« Ma fille de 14 ans, la plus grande, elle est traumatisée. Elle pleure tout le temps. Elle m’a demandé : “Maman, qu’est-ce qu’on a fait pour vivre comme ça ?”... » Alexandra a les larmes qui montent aux yeux. Derrière elle, des banderoles sont déployées. « Samusocial de Paris en grève reconductible depuis le 23 juin ! » On est devant devant le siège social du Samusocial, dont, dans le XIIIe arrondissement de Paris. Le Samusocial, on l’oublie parfois, c’est pas un service de l’État, mais une association qui vient en aide aux démunis, aux plus défavorisés. Et même là, même chez eux, ça craque, désormais.

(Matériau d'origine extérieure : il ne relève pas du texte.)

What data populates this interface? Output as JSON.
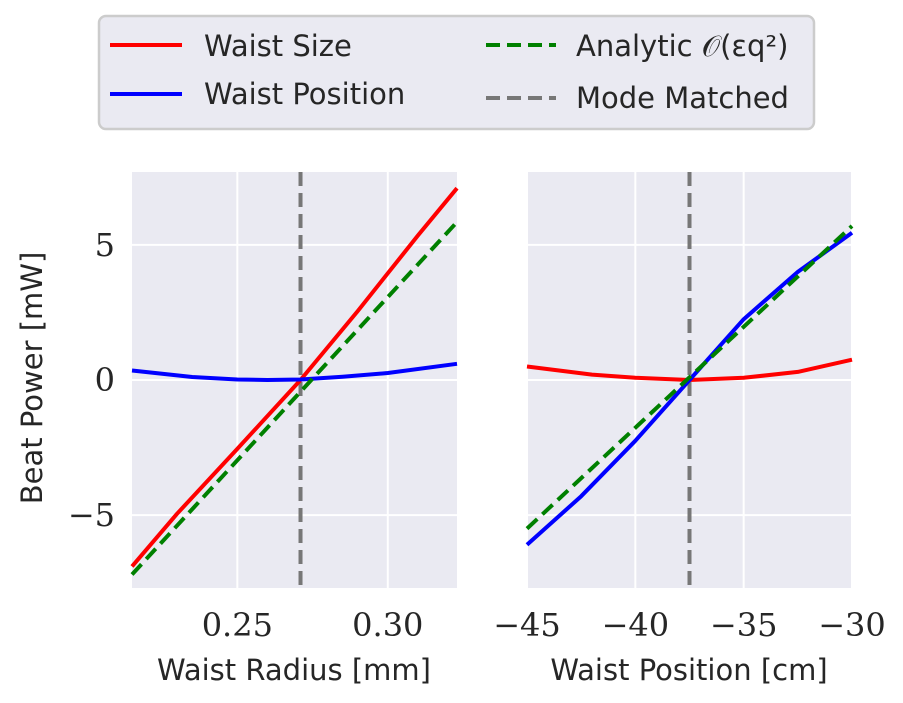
{
  "figure": {
    "legend": {
      "placement": "top-center",
      "entries": [
        {
          "label": "Waist Size",
          "color": "#ff0000",
          "dash": "solid"
        },
        {
          "label": "Analytic 𝒪(εq²)",
          "color": "#008000",
          "dash": "dashed"
        },
        {
          "label": "Waist Position",
          "color": "#0000ff",
          "dash": "solid"
        },
        {
          "label": "Mode Matched",
          "color": "#777777",
          "dash": "dashed"
        }
      ]
    },
    "shared_ylabel": "Beat Power [mW]"
  },
  "chart_data": [
    {
      "type": "line",
      "xlabel": "Waist Radius [mm]",
      "ylabel": "Beat Power [mW]",
      "xlim": [
        0.215,
        0.323
      ],
      "ylim": [
        -7.7,
        7.7
      ],
      "xticks": [
        0.25,
        0.3
      ],
      "xtick_labels": [
        "0.25",
        "0.30"
      ],
      "yticks": [
        -5,
        0,
        5
      ],
      "ytick_labels": [
        "−5",
        "0",
        "5"
      ],
      "vline": {
        "x": 0.271,
        "label": "Mode Matched",
        "color": "#777777"
      },
      "grid": true,
      "series": [
        {
          "name": "Waist Size",
          "color": "#ff0000",
          "dash": "solid",
          "x": [
            0.215,
            0.23,
            0.25,
            0.271,
            0.29,
            0.31,
            0.323
          ],
          "y": [
            -6.9,
            -4.95,
            -2.55,
            0.0,
            2.55,
            5.35,
            7.1
          ]
        },
        {
          "name": "Waist Position",
          "color": "#0000ff",
          "dash": "solid",
          "x": [
            0.215,
            0.235,
            0.25,
            0.26,
            0.271,
            0.285,
            0.3,
            0.323
          ],
          "y": [
            0.35,
            0.11,
            0.02,
            0.0,
            0.02,
            0.12,
            0.26,
            0.6
          ]
        },
        {
          "name": "Analytic 𝒪(εq²)",
          "color": "#008000",
          "dash": "dashed",
          "x": [
            0.215,
            0.323
          ],
          "y": [
            -7.2,
            5.85
          ]
        }
      ]
    },
    {
      "type": "line",
      "xlabel": "Waist Position [cm]",
      "ylabel": "",
      "xlim": [
        -45,
        -30
      ],
      "ylim": [
        -7.7,
        7.7
      ],
      "xticks": [
        -45,
        -40,
        -35,
        -30
      ],
      "xtick_labels": [
        "−45",
        "−40",
        "−35",
        "−30"
      ],
      "yticks": [
        -5,
        0,
        5
      ],
      "ytick_labels": [],
      "vline": {
        "x": -37.5,
        "label": "Mode Matched",
        "color": "#777777"
      },
      "grid": true,
      "series": [
        {
          "name": "Waist Size",
          "color": "#ff0000",
          "dash": "solid",
          "x": [
            -45,
            -42,
            -40,
            -37.5,
            -35,
            -32.5,
            -30
          ],
          "y": [
            0.5,
            0.2,
            0.08,
            0.0,
            0.08,
            0.3,
            0.75
          ]
        },
        {
          "name": "Waist Position",
          "color": "#0000ff",
          "dash": "solid",
          "x": [
            -45,
            -42.5,
            -40,
            -37.5,
            -35,
            -32.5,
            -30
          ],
          "y": [
            -6.1,
            -4.3,
            -2.25,
            0.0,
            2.25,
            4.0,
            5.45
          ]
        },
        {
          "name": "Analytic 𝒪(εq²)",
          "color": "#008000",
          "dash": "dashed",
          "x": [
            -45,
            -30
          ],
          "y": [
            -5.5,
            5.7
          ]
        }
      ]
    }
  ]
}
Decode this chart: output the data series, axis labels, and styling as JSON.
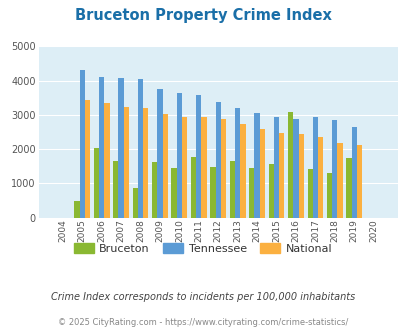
{
  "title": "Bruceton Property Crime Index",
  "years": [
    2004,
    2005,
    2006,
    2007,
    2008,
    2009,
    2010,
    2011,
    2012,
    2013,
    2014,
    2015,
    2016,
    2017,
    2018,
    2019,
    2020
  ],
  "bruceton": [
    0,
    480,
    2020,
    1650,
    860,
    1620,
    1440,
    1780,
    1480,
    1650,
    1450,
    1580,
    3080,
    1430,
    1300,
    1750,
    0
  ],
  "tennessee": [
    0,
    4300,
    4100,
    4080,
    4040,
    3760,
    3650,
    3580,
    3360,
    3190,
    3060,
    2950,
    2880,
    2930,
    2840,
    2640,
    0
  ],
  "national": [
    0,
    3440,
    3340,
    3240,
    3210,
    3030,
    2950,
    2940,
    2880,
    2720,
    2590,
    2480,
    2440,
    2340,
    2180,
    2120,
    0
  ],
  "bruceton_color": "#8ab832",
  "tennessee_color": "#5b9bd5",
  "national_color": "#fbb040",
  "plot_bg_color": "#ddeef6",
  "ylim": [
    0,
    5000
  ],
  "yticks": [
    0,
    1000,
    2000,
    3000,
    4000,
    5000
  ],
  "subtitle": "Crime Index corresponds to incidents per 100,000 inhabitants",
  "footer": "© 2025 CityRating.com - https://www.cityrating.com/crime-statistics/",
  "legend_labels": [
    "Bruceton",
    "Tennessee",
    "National"
  ],
  "title_color": "#1a6fa8",
  "subtitle_color": "#444444",
  "footer_color": "#888888",
  "grid_color": "#ffffff",
  "bar_width": 0.27
}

Sur le parvis, le parking a été transformé en lieu de vie improvisé où les familles dorment, mangent, discutent et attendent. Il est 14 heures et les repas préparés pour les sans-abris continuent d’être distribués. Depuis une semaine, une partie des grévistes du Samusocial, des bénévoles d’Utopia 56 et des familles sans solution d’hébergement occupent les lieux.
« Après, ils m’ont dit de partir, avec mes enfants… »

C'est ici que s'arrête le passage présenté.